Os exportadores americanos também estão a assumir um papel mais importante. À medida que os compradores globais procuram fornecimentos fiáveis, o petróleo bruto e os produtos refinados dos EUA estão a preencher as lacunas deixadas pela interrupção dos fluxos provenientes do Médio Oriente.
Mas esse papel tem limites. A infra-estrutura, a capacidade de exportação e os níveis de inventário interno limitam até onde a oferta dos EUA pode chegar sem piorar as condições internas.
Ao mesmo tempo, o risco aumenta em áreas menos óbvias. As companhias aéreas, a indústria química e a indústria pesada enfrentam custos de factores de produção mais elevados devido à restritividade dos mercados de combustíveis.
Os preços do diesel e do combustível de aviação influenciam diretamente as margens operacionais, tornando estes setores mais expostos do que uma análise focada no petróleo bruto poderia sugerir.
Os mercados emergentes também estão sob pressão. Os países dependentes de combustíveis importados enfrentam tensões cambiais, inflação mais elevada e, em alguns casos, tensões em matéria de subsídios.

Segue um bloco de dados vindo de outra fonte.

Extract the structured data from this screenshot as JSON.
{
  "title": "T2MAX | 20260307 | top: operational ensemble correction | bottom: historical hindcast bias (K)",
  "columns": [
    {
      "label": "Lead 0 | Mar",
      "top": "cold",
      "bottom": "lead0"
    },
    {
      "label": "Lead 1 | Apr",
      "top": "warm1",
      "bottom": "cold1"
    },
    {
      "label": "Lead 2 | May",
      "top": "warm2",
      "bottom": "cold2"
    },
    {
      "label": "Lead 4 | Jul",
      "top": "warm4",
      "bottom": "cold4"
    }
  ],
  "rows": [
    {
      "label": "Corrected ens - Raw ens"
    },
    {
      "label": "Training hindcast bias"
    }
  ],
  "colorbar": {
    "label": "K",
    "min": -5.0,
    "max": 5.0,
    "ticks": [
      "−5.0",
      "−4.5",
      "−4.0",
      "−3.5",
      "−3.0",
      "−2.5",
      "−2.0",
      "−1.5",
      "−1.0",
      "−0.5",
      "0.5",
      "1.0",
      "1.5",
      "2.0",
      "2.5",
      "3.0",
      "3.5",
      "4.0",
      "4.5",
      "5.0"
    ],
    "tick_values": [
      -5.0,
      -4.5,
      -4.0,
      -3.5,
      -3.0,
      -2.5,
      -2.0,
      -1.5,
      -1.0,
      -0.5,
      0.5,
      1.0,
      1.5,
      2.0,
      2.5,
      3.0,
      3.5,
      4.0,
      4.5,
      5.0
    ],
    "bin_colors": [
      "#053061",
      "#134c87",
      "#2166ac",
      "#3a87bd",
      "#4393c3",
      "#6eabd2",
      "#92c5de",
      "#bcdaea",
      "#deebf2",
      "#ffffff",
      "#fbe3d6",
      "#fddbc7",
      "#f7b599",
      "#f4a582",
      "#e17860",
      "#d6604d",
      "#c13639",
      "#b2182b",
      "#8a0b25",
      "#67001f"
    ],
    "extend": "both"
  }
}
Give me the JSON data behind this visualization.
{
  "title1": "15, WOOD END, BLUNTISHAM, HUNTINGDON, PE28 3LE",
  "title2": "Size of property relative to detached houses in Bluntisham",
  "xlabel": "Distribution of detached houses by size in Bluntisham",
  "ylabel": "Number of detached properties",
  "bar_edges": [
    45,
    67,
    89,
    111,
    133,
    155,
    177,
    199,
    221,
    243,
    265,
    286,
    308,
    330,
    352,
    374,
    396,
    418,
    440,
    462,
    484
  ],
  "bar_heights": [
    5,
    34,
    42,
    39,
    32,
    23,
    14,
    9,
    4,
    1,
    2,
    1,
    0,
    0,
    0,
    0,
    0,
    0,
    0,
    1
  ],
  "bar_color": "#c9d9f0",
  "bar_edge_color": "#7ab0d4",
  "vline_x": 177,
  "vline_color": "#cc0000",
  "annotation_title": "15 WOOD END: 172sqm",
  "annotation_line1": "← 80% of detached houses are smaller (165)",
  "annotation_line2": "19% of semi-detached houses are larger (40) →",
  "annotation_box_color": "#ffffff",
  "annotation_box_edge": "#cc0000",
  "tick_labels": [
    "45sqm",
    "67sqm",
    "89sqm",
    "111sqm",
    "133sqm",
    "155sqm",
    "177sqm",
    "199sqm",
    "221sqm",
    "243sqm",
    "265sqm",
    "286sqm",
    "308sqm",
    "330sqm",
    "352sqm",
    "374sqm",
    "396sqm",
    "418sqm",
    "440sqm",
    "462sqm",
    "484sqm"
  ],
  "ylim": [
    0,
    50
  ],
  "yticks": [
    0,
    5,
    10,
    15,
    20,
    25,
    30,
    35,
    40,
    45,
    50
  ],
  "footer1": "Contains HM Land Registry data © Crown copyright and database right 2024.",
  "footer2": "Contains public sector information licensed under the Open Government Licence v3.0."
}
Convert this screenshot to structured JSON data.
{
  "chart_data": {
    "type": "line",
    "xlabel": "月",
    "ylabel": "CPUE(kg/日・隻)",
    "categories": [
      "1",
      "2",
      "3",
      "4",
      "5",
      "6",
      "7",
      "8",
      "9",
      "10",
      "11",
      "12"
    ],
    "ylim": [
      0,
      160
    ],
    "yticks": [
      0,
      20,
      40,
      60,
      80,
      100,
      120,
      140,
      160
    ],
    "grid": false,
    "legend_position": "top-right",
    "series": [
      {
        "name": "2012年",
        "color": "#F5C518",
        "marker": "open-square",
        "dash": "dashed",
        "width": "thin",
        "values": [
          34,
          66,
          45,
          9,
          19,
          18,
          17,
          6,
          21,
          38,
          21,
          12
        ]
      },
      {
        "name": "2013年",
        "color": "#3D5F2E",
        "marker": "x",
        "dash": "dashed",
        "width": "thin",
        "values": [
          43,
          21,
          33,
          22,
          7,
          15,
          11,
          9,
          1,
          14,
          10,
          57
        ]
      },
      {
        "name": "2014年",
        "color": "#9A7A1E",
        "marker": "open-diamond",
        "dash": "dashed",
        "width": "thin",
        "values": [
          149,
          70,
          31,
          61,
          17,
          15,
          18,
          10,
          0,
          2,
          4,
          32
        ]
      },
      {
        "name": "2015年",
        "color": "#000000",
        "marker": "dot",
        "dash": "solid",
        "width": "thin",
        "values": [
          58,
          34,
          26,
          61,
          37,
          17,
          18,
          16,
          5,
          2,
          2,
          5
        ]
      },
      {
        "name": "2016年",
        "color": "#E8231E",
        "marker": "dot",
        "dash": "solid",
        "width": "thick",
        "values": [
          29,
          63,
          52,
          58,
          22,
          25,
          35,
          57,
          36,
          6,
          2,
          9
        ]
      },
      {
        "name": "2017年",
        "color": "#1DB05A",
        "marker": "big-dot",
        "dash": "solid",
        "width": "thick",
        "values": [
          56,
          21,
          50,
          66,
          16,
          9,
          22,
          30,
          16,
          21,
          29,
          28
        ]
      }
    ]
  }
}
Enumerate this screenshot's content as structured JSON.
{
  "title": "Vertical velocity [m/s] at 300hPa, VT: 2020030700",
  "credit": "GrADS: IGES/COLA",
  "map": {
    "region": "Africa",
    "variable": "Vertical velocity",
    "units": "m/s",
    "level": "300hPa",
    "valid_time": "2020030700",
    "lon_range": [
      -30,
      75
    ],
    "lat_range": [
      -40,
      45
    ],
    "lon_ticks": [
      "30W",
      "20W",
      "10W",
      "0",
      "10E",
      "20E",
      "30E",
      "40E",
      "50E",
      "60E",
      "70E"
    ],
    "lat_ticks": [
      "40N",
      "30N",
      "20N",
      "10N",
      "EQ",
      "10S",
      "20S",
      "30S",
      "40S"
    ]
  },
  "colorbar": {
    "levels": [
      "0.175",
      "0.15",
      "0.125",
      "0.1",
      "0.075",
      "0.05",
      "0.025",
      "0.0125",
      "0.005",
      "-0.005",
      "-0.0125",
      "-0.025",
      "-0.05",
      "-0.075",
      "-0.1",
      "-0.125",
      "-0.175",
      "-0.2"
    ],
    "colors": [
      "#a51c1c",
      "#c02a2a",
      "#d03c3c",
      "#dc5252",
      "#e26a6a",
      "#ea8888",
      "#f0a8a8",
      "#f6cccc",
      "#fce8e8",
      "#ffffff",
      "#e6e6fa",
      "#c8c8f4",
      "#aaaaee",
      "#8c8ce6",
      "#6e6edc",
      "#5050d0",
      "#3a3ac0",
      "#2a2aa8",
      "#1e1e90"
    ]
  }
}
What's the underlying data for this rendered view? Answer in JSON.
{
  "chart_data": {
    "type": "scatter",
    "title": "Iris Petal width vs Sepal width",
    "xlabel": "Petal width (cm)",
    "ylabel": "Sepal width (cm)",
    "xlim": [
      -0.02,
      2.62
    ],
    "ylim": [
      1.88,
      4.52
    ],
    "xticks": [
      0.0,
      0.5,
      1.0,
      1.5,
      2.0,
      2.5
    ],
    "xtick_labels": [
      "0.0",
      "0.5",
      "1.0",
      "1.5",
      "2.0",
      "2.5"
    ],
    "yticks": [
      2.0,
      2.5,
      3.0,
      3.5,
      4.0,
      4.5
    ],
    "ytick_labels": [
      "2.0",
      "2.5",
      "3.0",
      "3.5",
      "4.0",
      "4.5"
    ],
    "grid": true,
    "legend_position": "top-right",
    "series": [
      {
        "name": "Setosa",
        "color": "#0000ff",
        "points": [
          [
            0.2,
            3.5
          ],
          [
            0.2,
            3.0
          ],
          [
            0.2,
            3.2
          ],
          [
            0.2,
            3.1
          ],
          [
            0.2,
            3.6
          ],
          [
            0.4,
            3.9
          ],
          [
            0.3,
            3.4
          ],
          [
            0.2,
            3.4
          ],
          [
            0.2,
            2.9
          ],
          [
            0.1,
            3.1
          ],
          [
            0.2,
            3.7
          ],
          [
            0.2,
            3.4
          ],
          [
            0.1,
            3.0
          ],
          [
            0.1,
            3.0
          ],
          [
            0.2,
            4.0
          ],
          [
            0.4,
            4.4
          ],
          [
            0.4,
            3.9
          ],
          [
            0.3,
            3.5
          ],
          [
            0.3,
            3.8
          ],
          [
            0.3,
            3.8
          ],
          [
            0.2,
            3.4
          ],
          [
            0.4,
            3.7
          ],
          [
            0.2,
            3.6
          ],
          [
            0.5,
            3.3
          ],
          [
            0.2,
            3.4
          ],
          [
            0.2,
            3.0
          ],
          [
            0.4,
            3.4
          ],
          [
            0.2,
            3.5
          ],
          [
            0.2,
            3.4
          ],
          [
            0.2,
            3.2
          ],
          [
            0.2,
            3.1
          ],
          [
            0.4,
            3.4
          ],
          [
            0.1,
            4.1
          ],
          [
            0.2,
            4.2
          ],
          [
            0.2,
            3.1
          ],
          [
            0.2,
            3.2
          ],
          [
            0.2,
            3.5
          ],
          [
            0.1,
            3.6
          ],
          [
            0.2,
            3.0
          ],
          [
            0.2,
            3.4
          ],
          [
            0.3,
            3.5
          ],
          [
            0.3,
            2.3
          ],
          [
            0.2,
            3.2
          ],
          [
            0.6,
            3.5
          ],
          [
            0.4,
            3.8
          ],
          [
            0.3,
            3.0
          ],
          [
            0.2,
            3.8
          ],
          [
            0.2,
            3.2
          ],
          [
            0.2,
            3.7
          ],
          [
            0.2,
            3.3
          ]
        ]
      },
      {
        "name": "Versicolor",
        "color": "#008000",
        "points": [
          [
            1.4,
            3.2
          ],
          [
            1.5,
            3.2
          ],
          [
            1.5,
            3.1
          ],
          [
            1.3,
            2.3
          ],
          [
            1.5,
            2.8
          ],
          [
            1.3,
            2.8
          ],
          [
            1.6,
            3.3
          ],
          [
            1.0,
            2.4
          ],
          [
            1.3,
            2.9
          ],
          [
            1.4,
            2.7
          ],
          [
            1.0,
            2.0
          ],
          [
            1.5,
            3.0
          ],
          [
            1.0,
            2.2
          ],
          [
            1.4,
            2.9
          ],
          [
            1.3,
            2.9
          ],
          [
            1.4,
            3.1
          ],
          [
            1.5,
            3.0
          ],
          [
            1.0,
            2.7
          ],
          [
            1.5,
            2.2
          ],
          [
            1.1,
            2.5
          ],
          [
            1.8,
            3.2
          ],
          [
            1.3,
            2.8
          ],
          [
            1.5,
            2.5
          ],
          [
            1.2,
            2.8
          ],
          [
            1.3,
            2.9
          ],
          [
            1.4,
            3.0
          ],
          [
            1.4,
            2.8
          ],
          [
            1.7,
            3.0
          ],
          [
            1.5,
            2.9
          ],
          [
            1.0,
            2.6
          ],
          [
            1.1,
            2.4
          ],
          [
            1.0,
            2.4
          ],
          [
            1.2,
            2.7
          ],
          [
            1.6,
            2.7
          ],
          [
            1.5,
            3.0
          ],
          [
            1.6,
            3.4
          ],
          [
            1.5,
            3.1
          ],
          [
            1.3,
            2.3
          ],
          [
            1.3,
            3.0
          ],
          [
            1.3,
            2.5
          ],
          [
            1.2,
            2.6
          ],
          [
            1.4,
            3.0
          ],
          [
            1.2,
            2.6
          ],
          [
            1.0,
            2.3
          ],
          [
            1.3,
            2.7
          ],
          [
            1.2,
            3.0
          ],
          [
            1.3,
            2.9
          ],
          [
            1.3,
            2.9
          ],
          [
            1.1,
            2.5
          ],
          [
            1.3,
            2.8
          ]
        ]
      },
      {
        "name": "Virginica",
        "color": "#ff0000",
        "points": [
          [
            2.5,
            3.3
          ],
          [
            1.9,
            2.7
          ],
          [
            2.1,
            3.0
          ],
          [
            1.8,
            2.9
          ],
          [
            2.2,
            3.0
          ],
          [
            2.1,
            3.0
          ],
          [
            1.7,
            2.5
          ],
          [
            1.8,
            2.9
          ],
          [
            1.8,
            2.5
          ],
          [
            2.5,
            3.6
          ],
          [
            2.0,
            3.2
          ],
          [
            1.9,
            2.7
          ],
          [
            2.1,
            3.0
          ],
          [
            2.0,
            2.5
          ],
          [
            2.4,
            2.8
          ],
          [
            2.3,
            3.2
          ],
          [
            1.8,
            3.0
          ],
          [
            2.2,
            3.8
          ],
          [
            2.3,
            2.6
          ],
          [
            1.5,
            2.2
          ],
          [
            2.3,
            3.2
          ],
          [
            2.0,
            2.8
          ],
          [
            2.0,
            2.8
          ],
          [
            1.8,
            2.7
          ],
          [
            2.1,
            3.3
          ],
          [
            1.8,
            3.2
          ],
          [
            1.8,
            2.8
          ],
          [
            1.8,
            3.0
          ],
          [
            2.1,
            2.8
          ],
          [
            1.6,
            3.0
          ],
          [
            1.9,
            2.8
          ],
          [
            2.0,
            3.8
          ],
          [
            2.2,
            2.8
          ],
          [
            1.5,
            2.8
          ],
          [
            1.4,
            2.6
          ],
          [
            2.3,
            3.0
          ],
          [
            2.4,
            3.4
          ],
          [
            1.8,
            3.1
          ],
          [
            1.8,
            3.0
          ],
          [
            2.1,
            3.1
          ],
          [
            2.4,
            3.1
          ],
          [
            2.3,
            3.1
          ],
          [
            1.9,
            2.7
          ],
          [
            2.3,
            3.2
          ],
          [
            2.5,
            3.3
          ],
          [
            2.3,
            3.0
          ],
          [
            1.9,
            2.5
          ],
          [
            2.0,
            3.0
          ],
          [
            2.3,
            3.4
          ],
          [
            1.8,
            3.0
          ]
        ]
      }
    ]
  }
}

À medida que os preços dos produtos refinados aumentam mais rapidamente do que o petróleo bruto, o impacto económico torna-se mais imediato e mais difícil de gerir.
Entretanto, os investimentos a montante permanecem cautelosos. Mesmo com preços mais elevados, os produtores, especialmente de xisto dos EUA, estão relutantes em aumentar agressivamente a perfuração, sem confiança de que o aumento dos preços continuará.
A disciplina de capital mantém-se, limitando a rapidez com que a oferta pode responder.
Isso cria um tipo diferente de ciclo. Em vez de uma resposta rápida da oferta que modere os preços, as restrições na refinação, na logística e na alocação de capital permitem que a volatilidade dure mais tempo.
Para os investidores, a conclusão está mudando. Isto já não é apenas uma leitura de direcção para os preços do petróleo.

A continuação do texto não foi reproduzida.